Other research by Rauch and Shamoon showed that, from 1975, Unit 7’s owners used PB19, a fact confirmed by Scher. The judge notes that later events point strongly to the likelihood that, throughout the period from 1984 until his aunt’s death in 1998, PB19’s monthly levies were paid by the owner of Unit 7.
From 1998, Scher himself took over the administration of Unit 7 on behalf of his daughter and so could explain, first hand, about paying the levies for PB19.
And amongst other evidence that the judge took into consideration was confirmation from a previous tenant of Unit 7 that she used PB19 for the entire period of her tenancy.
There was also evidence that when Rauch and Shamoon were originally shown Unit 7 before they bought, the estate agent pointed out PB19 as the parking bay allocated to Unit 7. They told the agent that they would not buy the flat without a parking bay, and they were given the assurance that PB19 was for the exclusive use of the owner of Unit 7. This information about the exclusive use of PB19, was ‘almost certainly’ given to the agent by Scher. They also requested, and were shown, a copy of the levy statement payable in respect of PB19.
Deed of sale refers to exclusive use of a parking bay
Further, the deed of sale between the previous owner and the applicants identified one ‘covered parking bay’ as an exclusive use area linked with Unit 7, and, said the judge, ‘in context this must have been intended by the seller and the buyers as a reference to PB19.
Once they took transfer, the applicants were charged and paid the levies for PB19, right up to April 2019 when Bolliger said that she had the right to use PB19.
The judge then pointed to several other instructive facts: Throughout argument of the matter in court, Bolliger did not claim that PB19 was used by Unit 11 or any other owners or tenants other than those associated with Unit 7; she did not provide a copy of the deed of sale in terms of which she had bought Unit 11 in 2016, but her counsel agreed that the court could ‘safely infer’ that the deed of sale did not identify any parking bay being linked with Unit 11. As the judge noted, if Bolliger had believed she was buying a flat which came with the right to the exclusive use of PB19, she would surely have asserted the right to use that parking bay as soon as she took occupation of Unit 11.

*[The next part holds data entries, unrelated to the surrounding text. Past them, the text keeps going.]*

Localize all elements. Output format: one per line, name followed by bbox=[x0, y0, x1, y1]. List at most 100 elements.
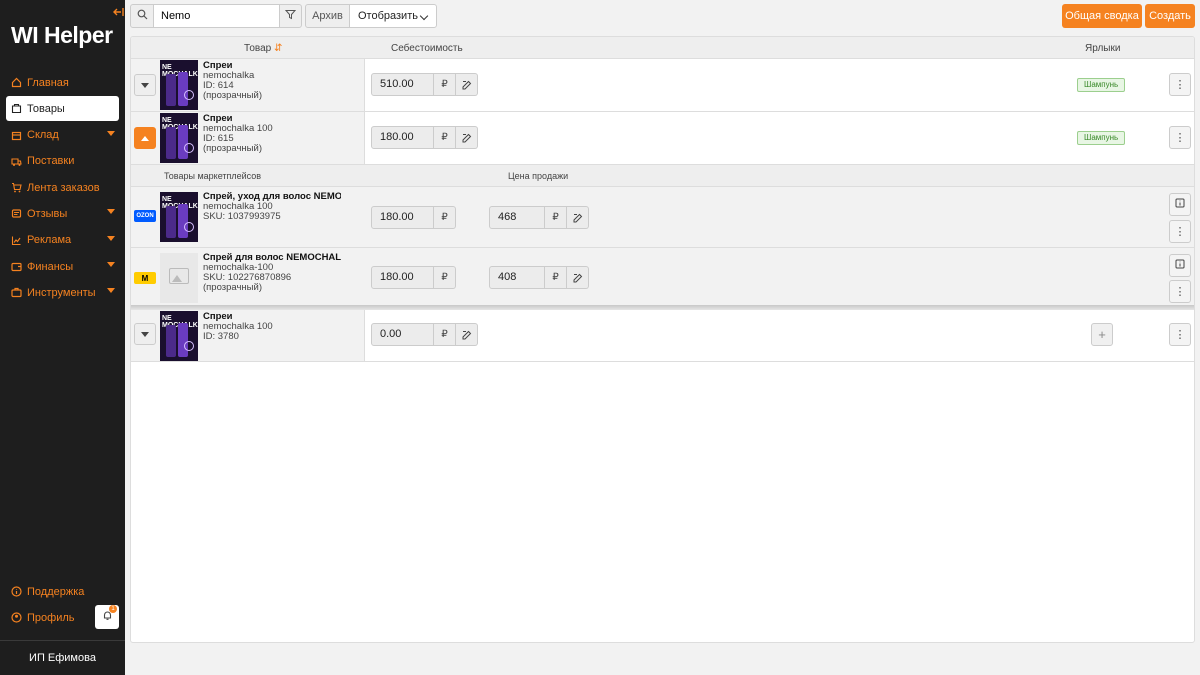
cost-value[interactable]: 180.00 bbox=[371, 126, 434, 149]
cost-field: 180.00 ₽ bbox=[371, 126, 478, 149]
chevron-down-icon bbox=[107, 209, 115, 215]
details-button[interactable] bbox=[1169, 193, 1191, 216]
company-name[interactable]: ИП Ефимова bbox=[0, 652, 125, 664]
sidebar-item-reviews[interactable]: Отзывы bbox=[6, 201, 119, 226]
sidebar-nav: Главная Товары Склад Поставки Лента зака… bbox=[6, 70, 119, 307]
product-image: NE MOCHALKA bbox=[160, 60, 198, 110]
sale-price-label: Цена продажи bbox=[508, 171, 569, 181]
table-row: NE MOCHALKA Спреи nemochalka ID: 614 (пр… bbox=[131, 59, 1194, 112]
wallet-icon bbox=[11, 261, 22, 272]
edit-cost-button[interactable] bbox=[456, 73, 478, 96]
reviews-icon bbox=[11, 208, 22, 219]
details-button[interactable] bbox=[1169, 254, 1191, 277]
cart-icon bbox=[11, 182, 22, 193]
kebab-icon: ⋮ bbox=[1174, 329, 1186, 341]
notification-count-badge: 1 bbox=[109, 605, 117, 613]
box-icon bbox=[11, 103, 22, 114]
sidebar-item-tools[interactable]: Инструменты bbox=[6, 280, 119, 305]
row-menu-button[interactable]: ⋮ bbox=[1169, 280, 1191, 303]
marketplace-product-info: Спрей для волос NEMOCHALKA nemochalka-10… bbox=[203, 253, 341, 293]
ozon-logo: OZON bbox=[134, 210, 156, 222]
tag-badge: Шампунь bbox=[1077, 131, 1126, 145]
home-icon bbox=[11, 77, 22, 88]
plus-icon: + bbox=[1098, 327, 1106, 342]
edit-price-button[interactable] bbox=[567, 206, 589, 229]
row-menu-button[interactable]: ⋮ bbox=[1169, 220, 1191, 243]
collapse-row-button[interactable] bbox=[134, 127, 156, 149]
edit-price-button[interactable] bbox=[567, 266, 589, 289]
sale-price-value[interactable]: 408 bbox=[489, 266, 545, 289]
warehouse-icon bbox=[11, 130, 22, 141]
chevron-down-icon bbox=[107, 235, 115, 241]
collapse-sidebar-icon[interactable] bbox=[112, 6, 124, 20]
sort-icon: ⇵ bbox=[274, 43, 283, 54]
kebab-icon: ⋮ bbox=[1174, 79, 1186, 91]
sidebar-item-home[interactable]: Главная bbox=[6, 70, 119, 95]
sale-price-field: 408 ₽ bbox=[489, 266, 589, 289]
caret-up-icon bbox=[141, 135, 149, 141]
chevron-down-icon bbox=[107, 288, 115, 294]
create-button[interactable]: Создать bbox=[1145, 4, 1195, 28]
search-button[interactable] bbox=[130, 4, 154, 28]
sidebar-item-products[interactable]: Товары bbox=[6, 96, 119, 122]
notifications-button[interactable]: 1 bbox=[95, 605, 119, 629]
currency-label: ₽ bbox=[434, 266, 456, 289]
product-image-placeholder bbox=[160, 253, 198, 303]
sale-price-value[interactable]: 468 bbox=[489, 206, 545, 229]
sidebar-item-deliveries[interactable]: Поставки bbox=[6, 149, 119, 174]
marketplace-product-info: Спрей, уход для волос NEMOCHALKA nemocha… bbox=[203, 192, 341, 222]
product-sku: SKU: 1037993975 bbox=[203, 211, 281, 222]
marketplace-row: M Спрей для волос NEMOCHALKA nemochalka-… bbox=[131, 248, 1194, 307]
sidebar-item-finance[interactable]: Финансы bbox=[6, 254, 119, 279]
edit-cost-button[interactable] bbox=[456, 126, 478, 149]
filter-button[interactable] bbox=[279, 4, 302, 28]
info-icon bbox=[11, 586, 22, 597]
product-variant: (прозрачный) bbox=[203, 90, 262, 101]
cost-value[interactable]: 0.00 bbox=[371, 323, 434, 346]
kebab-icon: ⋮ bbox=[1174, 226, 1186, 238]
column-header-tags: Ярлыки bbox=[1085, 43, 1121, 54]
sidebar-item-orders-feed[interactable]: Лента заказов bbox=[6, 175, 119, 200]
table-row: NE MOCHALKA Спреи nemochalka 100 ID: 378… bbox=[131, 310, 1194, 362]
edit-cost-button[interactable] bbox=[456, 323, 478, 346]
tag-badge: Шампунь bbox=[1077, 78, 1126, 92]
row-menu-button[interactable]: ⋮ bbox=[1169, 73, 1191, 96]
sidebar-item-support[interactable]: Поддержка bbox=[6, 579, 119, 604]
cost-value[interactable]: 510.00 bbox=[371, 73, 434, 96]
row-menu-button[interactable]: ⋮ bbox=[1169, 323, 1191, 346]
cost-field: 180.00 ₽ bbox=[371, 206, 456, 229]
sidebar-item-label: Поставки bbox=[27, 155, 75, 168]
sidebar-item-label: Поддержка bbox=[27, 585, 85, 598]
row-menu-button[interactable]: ⋮ bbox=[1169, 126, 1191, 149]
search-input[interactable] bbox=[154, 4, 280, 28]
sidebar-item-label: Отзывы bbox=[27, 207, 68, 220]
display-dropdown[interactable]: Отобразить bbox=[349, 4, 437, 28]
product-cell: NE MOCHALKA Спреи nemochalka ID: 614 (пр… bbox=[131, 59, 365, 111]
sidebar-item-ads[interactable]: Реклама bbox=[6, 228, 119, 253]
expand-row-button[interactable] bbox=[134, 74, 156, 96]
tools-icon bbox=[11, 287, 22, 298]
summary-button[interactable]: Общая сводка bbox=[1062, 4, 1142, 28]
product-cell: NE MOCHALKA Спреи nemochalka 100 ID: 615… bbox=[131, 112, 365, 164]
archive-button[interactable]: Архив bbox=[305, 4, 350, 28]
sidebar-item-label: Лента заказов bbox=[27, 181, 100, 194]
marketplace-row: OZON NE MOCHALKA Спрей, уход для волос N… bbox=[131, 187, 1194, 248]
marketplace-subheader: Товары маркетплейсов Цена продажи bbox=[131, 165, 1194, 187]
add-tag-button[interactable]: + bbox=[1091, 323, 1113, 346]
edit-icon bbox=[573, 213, 582, 222]
user-icon bbox=[11, 612, 22, 623]
expand-row-button[interactable] bbox=[134, 323, 156, 345]
sidebar-item-label: Товары bbox=[27, 102, 65, 115]
currency-label: ₽ bbox=[545, 266, 567, 289]
kebab-icon: ⋮ bbox=[1174, 132, 1186, 144]
sidebar-item-warehouse[interactable]: Склад bbox=[6, 123, 119, 148]
product-info: Спреи nemochalka 100 ID: 3780 bbox=[203, 312, 341, 342]
product-variant: (прозрачный) bbox=[203, 143, 262, 154]
yandex-market-logo: M bbox=[134, 272, 156, 284]
column-header-product[interactable]: Товар ⇵ bbox=[244, 43, 282, 54]
column-header-label: Товар bbox=[244, 43, 272, 54]
caret-down-icon bbox=[141, 82, 149, 88]
info-box-icon bbox=[1175, 259, 1185, 272]
product-image: NE MOCHALKA bbox=[160, 311, 198, 361]
product-image: NE MOCHALKA bbox=[160, 113, 198, 163]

So how had it happened that PB19 ended up being for the exclusive use of Unit 7, given that it had started out, when units in the development were first sold, as being allocated to Unit 11?
The suspected transfer
The court speculated about a number of possibilities, and spelled out the primary contention of the applicants: they suggested that it was most probable that, at some stage before December 1984, the original owner of Unit 11 must have transferred her right to the exclusive use of PB19 to the owner of Unit 7, even though there is no record of this.
And, said the judge, while Bolliger did not disclose anything of the negotiations behind her purchase of Unit 11, ‘it is clear, from the fact that she did not lay claim to PB19 until April 2019, that nothing led her to believe that the owner of Unit 11 had the right to the exclusive use of a parking bay.’
The clear facts were, according to the court, that when the applicants and Bolliger bought their units in 2016, nobody (and this includes Bolliger herself) believed that PB19 was attached to Unit 11.
Judge declares rightful ownership to Unit 7
From all the evidence, the judge therefore declared that the owner of Unit 11 did not hold the right to the exclusive use of PB19 and that Bolliger did not acquire or have the right to the exclusive use of PB19. Exclusive use of PB19 was allocated to the owner of Unit 7, and the applicants, as current owners of this unit, were entitled to exercise that right.
Judge Rogers then gave Bolliger a week to remove any vehicle that she or her tenant had parked in PB19 – and ordered her to pay the applicants’ legal costs.